Greil’s deep engagement with the festival has had a lasting impact the intellectual life this bookshop. His depth, warmth, and drive to create cultural and intellectual dialogues are still at the core of our bookshop. One year after Albertine’s opening, the effects of Greil’s strong curatorial vision have not worn off. We have hosted over 80 talks, sold more than 38,000 books, and welcomed extraordinary guests from Yasmina Reza, Russel Banks, and Etienne Balibar, among many others. We decorated Wes Anderson here in the store among the bookshelves. We hosted a 12-hour DJ set and conversations with 52 philosophers during Night of Philosophy, which was attended by over 5,000 people last spring.
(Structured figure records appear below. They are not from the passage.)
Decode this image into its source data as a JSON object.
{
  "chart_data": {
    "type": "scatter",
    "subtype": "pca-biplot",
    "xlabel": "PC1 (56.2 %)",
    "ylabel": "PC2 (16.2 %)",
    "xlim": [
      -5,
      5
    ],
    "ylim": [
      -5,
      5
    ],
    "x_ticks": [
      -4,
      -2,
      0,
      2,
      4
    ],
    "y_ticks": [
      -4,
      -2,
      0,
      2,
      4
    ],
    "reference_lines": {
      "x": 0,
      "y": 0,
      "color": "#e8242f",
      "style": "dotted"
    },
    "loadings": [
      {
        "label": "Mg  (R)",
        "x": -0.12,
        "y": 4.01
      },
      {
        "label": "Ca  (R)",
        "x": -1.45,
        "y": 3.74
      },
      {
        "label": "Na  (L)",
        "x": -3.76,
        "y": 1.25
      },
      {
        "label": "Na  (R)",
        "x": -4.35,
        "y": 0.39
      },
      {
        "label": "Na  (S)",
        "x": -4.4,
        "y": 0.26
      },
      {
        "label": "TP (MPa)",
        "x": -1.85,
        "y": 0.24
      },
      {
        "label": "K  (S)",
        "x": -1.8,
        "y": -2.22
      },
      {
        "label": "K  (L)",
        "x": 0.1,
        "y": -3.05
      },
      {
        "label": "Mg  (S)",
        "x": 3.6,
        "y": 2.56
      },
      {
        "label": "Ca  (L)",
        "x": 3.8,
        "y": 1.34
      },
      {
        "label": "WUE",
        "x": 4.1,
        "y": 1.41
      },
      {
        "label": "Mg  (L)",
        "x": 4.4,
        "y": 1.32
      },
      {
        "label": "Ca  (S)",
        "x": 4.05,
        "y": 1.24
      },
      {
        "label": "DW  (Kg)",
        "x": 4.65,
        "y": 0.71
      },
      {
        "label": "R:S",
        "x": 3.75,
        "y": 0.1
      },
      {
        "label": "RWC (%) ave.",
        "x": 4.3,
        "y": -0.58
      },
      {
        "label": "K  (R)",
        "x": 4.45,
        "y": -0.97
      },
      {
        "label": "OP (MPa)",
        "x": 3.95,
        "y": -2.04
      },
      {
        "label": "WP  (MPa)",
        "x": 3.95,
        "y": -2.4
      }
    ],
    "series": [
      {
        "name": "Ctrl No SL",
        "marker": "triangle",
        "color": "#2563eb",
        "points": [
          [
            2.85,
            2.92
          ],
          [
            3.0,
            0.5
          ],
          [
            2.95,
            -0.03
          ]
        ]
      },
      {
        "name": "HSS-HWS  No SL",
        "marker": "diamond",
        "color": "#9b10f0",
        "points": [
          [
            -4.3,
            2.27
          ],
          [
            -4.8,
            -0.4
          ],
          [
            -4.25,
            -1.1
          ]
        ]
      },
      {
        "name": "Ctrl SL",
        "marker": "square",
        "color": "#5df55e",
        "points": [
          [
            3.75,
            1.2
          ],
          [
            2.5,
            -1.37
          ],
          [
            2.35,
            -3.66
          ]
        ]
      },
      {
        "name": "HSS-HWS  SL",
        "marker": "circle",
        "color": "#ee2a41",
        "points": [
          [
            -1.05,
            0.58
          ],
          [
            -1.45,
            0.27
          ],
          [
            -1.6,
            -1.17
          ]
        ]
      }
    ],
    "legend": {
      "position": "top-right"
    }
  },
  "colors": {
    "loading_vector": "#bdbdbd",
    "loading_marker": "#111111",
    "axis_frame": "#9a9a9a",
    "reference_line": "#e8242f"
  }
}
Tonight we have the opportunity to explore your written work, past and present. Your fearless voice has been called one of the most distinctive in the past 40 years of American music criticism. Critics gape at your talent for unraveling rock songs from our past. This is especially evident in your History of Rock ‘n’ Roll in 10 Songs, which was published last year and has made an indelible impression on the history of music. Similarly Mystery Train, which launched your career as a critic, has been on TIME Magazine’s list of 100 best nonfiction books. Your new Three Songs, Three Singers, Three Nations examines tunes that seem not to belong to any one composer but to have evolved organically over time. They give us a glimpse into the songwriting tradition in the United States and give us new insights into this country’s history.
Your other most recent book, Real Life Rock, grew out of a column that you write and gives readers an uninterrupted experience of culture and history over the past 30 years through your eyes. It is no surprise that that book has been highly praised for the way it translates the experience of music onto the page. As reviewers have noted, it fully immerses the reader within both the sounds and the social world of each song you describe.
We are fortunate to be joined by Robert Polito, who is a poet and essayist. He will illuminate Greil’s historically rich books with his own insights on music and culture.
Robert Polito shares your talent for translating American cultural history into brilliant, instructive written works that examine a range of pop culture media. Robert and Greil both delve into mid-century American culture and analyze it through its music, film, and literature. Like Greil, Robert is interested in Bob Dylan, whom he is writing a book about. In a poem dedicated to Patti Smith, Robert Polito writes, “I loved you like a guitar string breaking / Under the conviction of a clumsy hand—.” But Mr. Polito’s poems, essays, and biographies are anything but clumsy. His work has been widely praised and published in several magazines and journals including The New Yorker, The Believer, Bookforum and many others. His written works transcend literary genres and shape and interpret our culture. He is the author of the poetry collection Doubles, as well as A Reader’s Guide to James Merrill’s The Changing Light at Sandover, and a study of Byron’s poetry, among many other works. He is the former head of the Poetry Foundation, and has been Director of Creative Writing at The New School for two decades.
So, it is a very special treat to hear from these two brilliant minds, Greil Marcus and Robert Polito, tonight. By shedding light on our cultural past, they are sure to open our eyes to brand new ways of seeing the present. Thank you and enjoy!